На лице Истребителя окурков опять появилось выражение нетерпения:
— Я эмоционально на десять лет моложе, чем интеллектуально. — Он предпринял последнюю попытку избавиться от них.
— Прямо как из учебника по психологии, — вспомнил Иванов.
— И я о том же... — упрямо произнес художник.
Кончики его ушей налились малиновым цветом.
— Расскажите нам еще что-нибудь, мы тоже психи, — сказал Иванов, — только тихие.
Художник смешался:
— Ладно, синий у меня вторник, красный — четверг. Дайте подумать. Да, желтый. В желтый я, конечно, бездельничаю. Значит, в желтый... — Последней фразой он не выдержал тона — сорвался петухом: — Я их всех вижу! Каждое утро вижу! Кто знает, пусть ответит! Зачем они приходят?!

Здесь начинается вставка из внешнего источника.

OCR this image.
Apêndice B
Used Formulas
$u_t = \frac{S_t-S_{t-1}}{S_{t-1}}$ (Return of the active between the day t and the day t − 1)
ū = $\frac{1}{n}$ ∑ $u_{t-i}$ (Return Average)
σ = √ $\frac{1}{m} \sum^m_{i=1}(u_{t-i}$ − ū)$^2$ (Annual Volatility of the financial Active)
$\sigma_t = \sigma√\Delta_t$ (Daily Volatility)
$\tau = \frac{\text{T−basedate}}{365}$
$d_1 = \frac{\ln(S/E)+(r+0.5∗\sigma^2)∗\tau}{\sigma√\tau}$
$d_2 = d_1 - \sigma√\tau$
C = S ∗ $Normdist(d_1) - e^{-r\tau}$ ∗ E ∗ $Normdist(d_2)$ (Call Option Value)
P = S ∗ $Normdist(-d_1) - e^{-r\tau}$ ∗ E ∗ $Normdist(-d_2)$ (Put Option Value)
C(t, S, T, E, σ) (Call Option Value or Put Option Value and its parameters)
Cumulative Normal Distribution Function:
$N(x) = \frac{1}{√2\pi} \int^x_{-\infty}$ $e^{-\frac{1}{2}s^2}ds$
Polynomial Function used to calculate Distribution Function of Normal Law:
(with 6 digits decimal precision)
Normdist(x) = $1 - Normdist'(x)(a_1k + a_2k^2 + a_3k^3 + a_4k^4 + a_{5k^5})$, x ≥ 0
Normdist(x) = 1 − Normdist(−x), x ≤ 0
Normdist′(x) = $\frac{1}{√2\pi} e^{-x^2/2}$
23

Замолчал, осоловело уставившись пустыми глазами, обведенными черными впадинами бессонницы. Казалось, он снова пребывал в вечном трансе, откуда его можно было вытянуть только встряхнув хорошенько.
— А что такое желтый? — осторожно выдохнула Изюминка-Ю, и он услышал, как ее дыхание щекочет ему шею.

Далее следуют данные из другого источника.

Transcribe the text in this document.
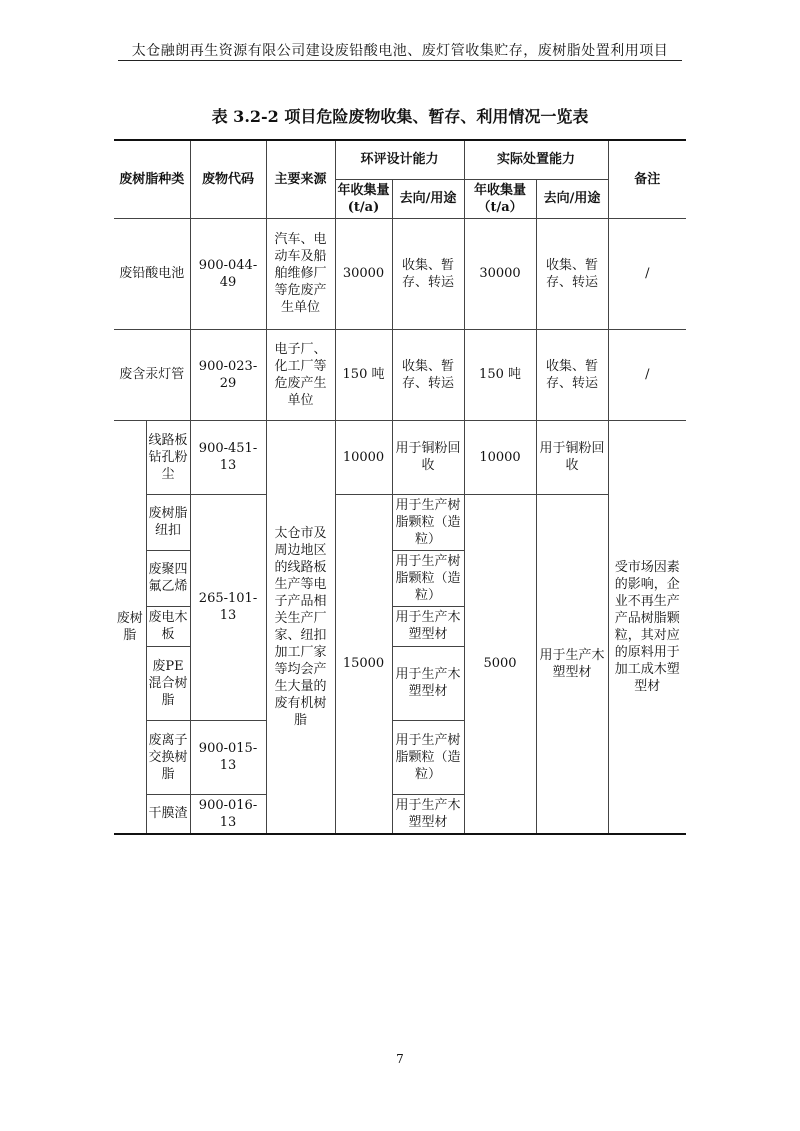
太仓融朗再生资源有限公司建设废铅酸电池、废灯管收集贮存，废树脂处置利用项目
表 3.2-2 项目危险废物收集、暂存、利用情况一览表
废树脂种类		废物代码	主要来源	环评设计能力		实际处置能力		备注
				年收集量(t/a)	去向/用途	年收集量（t/a）	去向/用途	
废铅酸电池		900-044-49	汽车、电动车及船舶维修厂等危废产生单位	30000	收集、暂存、转运	30000	收集、暂存、转运	/
废含汞灯管		900-023-29	电子厂、化工厂等危废产生单位	150 吨	收集、暂存、转运	150 吨	收集、暂存、转运	/
废树脂	线路板钻孔粉尘	900-451-13	太仓市及周边地区的线路板生产等电子产品相关生产厂家、纽扣加工厂家等均会产生大量的废有机树脂	10000	用于铜粉回收	10000	用于铜粉回收	受市场因素的影响，企业不再生产产品树脂颗粒，其对应的原料用于加工成木塑型材
	废树脂纽扣	265-101-13		15000	用于生产树脂颗粒（造粒）	5000	用于生产木塑型材	
	废聚四氟乙烯				用于生产树脂颗粒（造粒）			
	废电木板				用于生产木塑型材			
	废PE混合树脂				用于生产木塑型材			
	废离子交换树脂	900-015-13			用于生产树脂颗粒（造粒）			
	干膜渣	900-016-13			用于生产木塑型材			
7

— Это было позапозавчера, — поведал художник, взгляд его погас, он мельком оглядел комнату, стол, усыпанный растертыми окурками, пеплом, — захватанные стаканы, исходящие селедочным запахом, и груду истребленных журналов. — Полбанки еще стоит, — добавил он — нижняя губа в задумчивости отвисла. — Не допили... Впрочем, — подобрался, — не помню... С тех пор не видел. Больше его здесь не было. Нет, нет, не заглядывайте. Не надо — сглазите!

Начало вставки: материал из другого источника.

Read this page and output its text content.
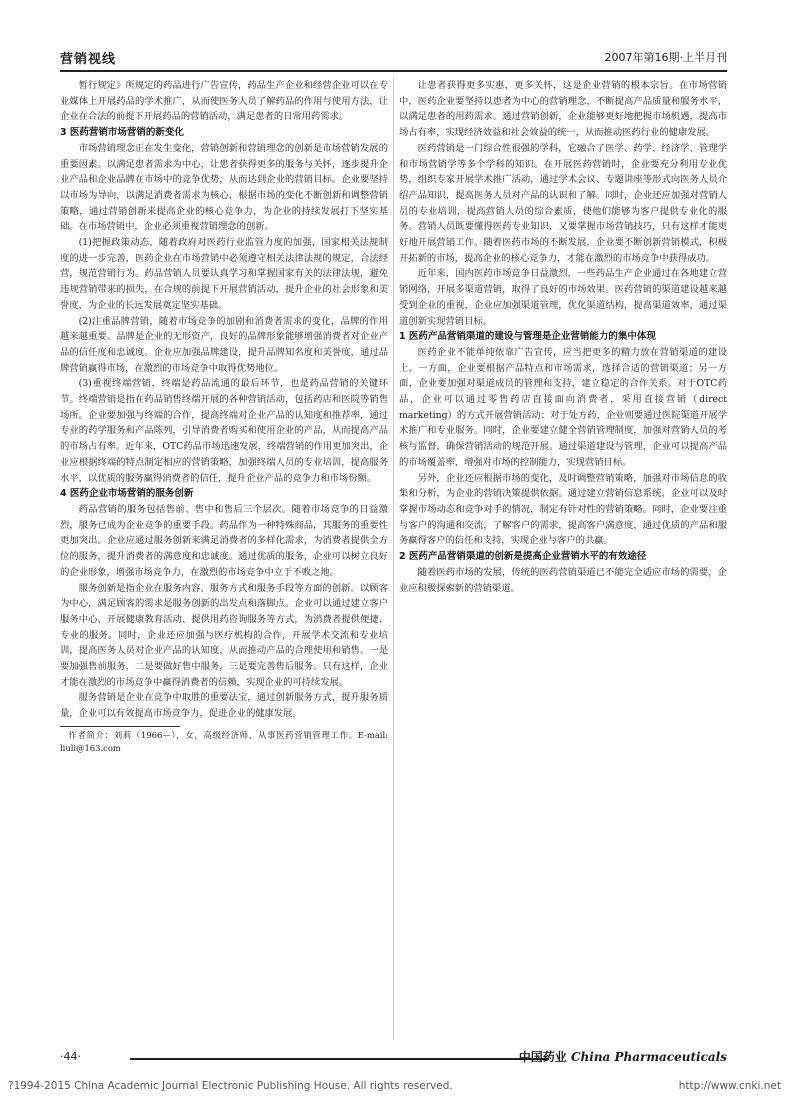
营销视线	2007年第16期·上半月刊

暂行规定》所规定的药品进行广告宣传，药品生产企业和经营企业可以在专业媒体上开展药品的学术推广，从而使医务人员了解药品的作用与使用方法，让企业在合法的前提下开展药品的营销活动，满足患者的日常用药需求。

3 医药营销市场营销的新变化

市场营销理念正在发生变化，营销创新和营销理念的创新是市场营销发展的重要因素。以满足患者需求为中心，让患者获得更多的服务与关怀，逐步提升企业产品和企业品牌在市场中的竞争优势，从而达到企业的营销目标。企业要坚持以市场为导向，以满足消费者需求为核心，根据市场的变化不断创新和调整营销策略，通过营销创新来提高企业的核心竞争力，为企业的持续发展打下坚实基础。在市场营销中，企业必须重视营销理念的创新。

(1)把握政策动态，随着政府对医药行业监管力度的加强，国家相关法规制度的进一步完善，医药企业在市场营销中必须遵守相关法律法规的规定，合法经营，规范营销行为。药品营销人员要认真学习和掌握国家有关的法律法规，避免违规营销带来的损失，在合规的前提下开展营销活动，提升企业的社会形象和美誉度，为企业的长远发展奠定坚实基础。

(2)注重品牌营销，随着市场竞争的加剧和消费者需求的变化，品牌的作用越来越重要。品牌是企业的无形资产，良好的品牌形象能够增强消费者对企业产品的信任度和忠诚度。企业应加强品牌建设，提升品牌知名度和美誉度，通过品牌营销赢得市场，在激烈的市场竞争中取得优势地位。

(3)重视终端营销，终端是药品流通的最后环节，也是药品营销的关键环节。终端营销是指在药品销售终端开展的各种营销活动，包括药店和医院等销售场所。企业要加强与终端的合作，提高终端对企业产品的认知度和推荐率，通过专业的药学服务和产品陈列，引导消费者购买和使用企业的产品，从而提高产品的市场占有率。近年来，OTC药品市场迅速发展，终端营销的作用更加突出，企业应根据终端的特点制定相应的营销策略，加强终端人员的专业培训，提高服务水平，以优质的服务赢得消费者的信任，提升企业产品的竞争力和市场份额。

4 医药企业市场营销的服务创新

药品营销的服务包括售前、售中和售后三个层次。随着市场竞争的日益激烈，服务已成为企业竞争的重要手段。药品作为一种特殊商品，其服务的重要性更加突出。企业应通过服务创新来满足消费者的多样化需求，为消费者提供全方位的服务，提升消费者的满意度和忠诚度。通过优质的服务，企业可以树立良好的企业形象，增强市场竞争力，在激烈的市场竞争中立于不败之地。

服务创新是指企业在服务内容、服务方式和服务手段等方面的创新。以顾客为中心，满足顾客的需求是服务创新的出发点和落脚点。企业可以通过建立客户服务中心、开展健康教育活动、提供用药咨询服务等方式，为消费者提供便捷、专业的服务。同时，企业还应加强与医疗机构的合作，开展学术交流和专业培训，提高医务人员对企业产品的认知度，从而推动产品的合理使用和销售。一是要加强售前服务，二是要做好售中服务，三是要完善售后服务。只有这样，企业才能在激烈的市场竞争中赢得消费者的信赖，实现企业的可持续发展。

服务营销是企业在竞争中取胜的重要法宝，通过创新服务方式，提升服务质量，企业可以有效提高市场竞争力，促进企业的健康发展。

作者简介：刘莉（1966—），女，高级经济师，从事医药营销管理工作。E-mail: liuli@163.com

让患者获得更多实惠，更多关怀，这是企业营销的根本宗旨。在市场营销中，医药企业要坚持以患者为中心的营销理念，不断提高产品质量和服务水平，以满足患者的用药需求。通过营销创新，企业能够更好地把握市场机遇，提高市场占有率，实现经济效益和社会效益的统一，从而推动医药行业的健康发展。

医药营销是一门综合性很强的学科，它融合了医学、药学、经济学、管理学和市场营销学等多个学科的知识。在开展医药营销时，企业要充分利用专业优势，组织专家开展学术推广活动，通过学术会议、专题讲座等形式向医务人员介绍产品知识，提高医务人员对产品的认识和了解。同时，企业还应加强对营销人员的专业培训，提高营销人员的综合素质，使他们能够为客户提供专业化的服务。营销人员既要懂得医药专业知识，又要掌握市场营销技巧，只有这样才能更好地开展营销工作。随着医药市场的不断发展，企业要不断创新营销模式，积极开拓新的市场，提高企业的核心竞争力，才能在激烈的市场竞争中获得成功。

近年来，国内医药市场竞争日益激烈，一些药品生产企业通过在各地建立营销网络，开展多渠道营销，取得了良好的市场效果。医药营销的渠道建设越来越受到企业的重视，企业应加强渠道管理，优化渠道结构，提高渠道效率，通过渠道创新实现营销目标。

1 医药产品营销渠道的建设与管理是企业营销能力的集中体现

医药企业不能单纯依靠广告宣传，应当把更多的精力放在营销渠道的建设上。一方面，企业要根据产品特点和市场需求，选择合适的营销渠道；另一方面，企业要加强对渠道成员的管理和支持，建立稳定的合作关系。对于OTC药品，企业可以通过零售药店直接面向消费者，采用直接营销（direct marketing）的方式开展营销活动；对于处方药，企业则要通过医院渠道开展学术推广和专业服务。同时，企业要建立健全营销管理制度，加强对营销人员的考核与监督，确保营销活动的规范开展。通过渠道建设与管理，企业可以提高产品的市场覆盖率，增强对市场的控制能力，实现营销目标。

另外，企业还应根据市场的变化，及时调整营销策略，加强对市场信息的收集和分析，为企业的营销决策提供依据。通过建立营销信息系统，企业可以及时掌握市场动态和竞争对手的情况，制定有针对性的营销策略。同时，企业要注重与客户的沟通和交流，了解客户的需求，提高客户满意度，通过优质的产品和服务赢得客户的信任和支持，实现企业与客户的共赢。

2 医药产品营销渠道的创新是提高企业营销水平的有效途径

随着医药市场的发展，传统的医药营销渠道已不能完全适应市场的需要，企业应积极探索新的营销渠道。

·44·	中国药业 China Pharmaceuticals
?1994-2015 China Academic Journal Electronic Publishing House. All rights reserved.	http://www.cnki.net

Иванов почувствовал, что Изюминка-Ю разочарована. Все, что окружало художника, было связано лишь с врачебной тайной.
— Что там насчет серебряной нити? — осведомилась она дружески. — Очень интересно...
Истребитель окурков слыл и художником-коллажистом: компоновал картины из старых фотографий, например, женское чрево с вылезающим космонавтом — шлем блестит под солнцем. Что-то от Сислея, только на современную тематику. Странно, что интеллектуальность не продляет жизнь. Один из парадоксов жизни. Уравнивает шансы — не в этом ли таится религиозность. Уж здесь-то природа явно дала маху, снивелировала всех под одну гребенку. К счастью, никто не в обиде. В юности ты фаталист, в зрелости — прагматик, но что-то от фаталиста в тебе все-таки остается, потому что так просто приятнее жить.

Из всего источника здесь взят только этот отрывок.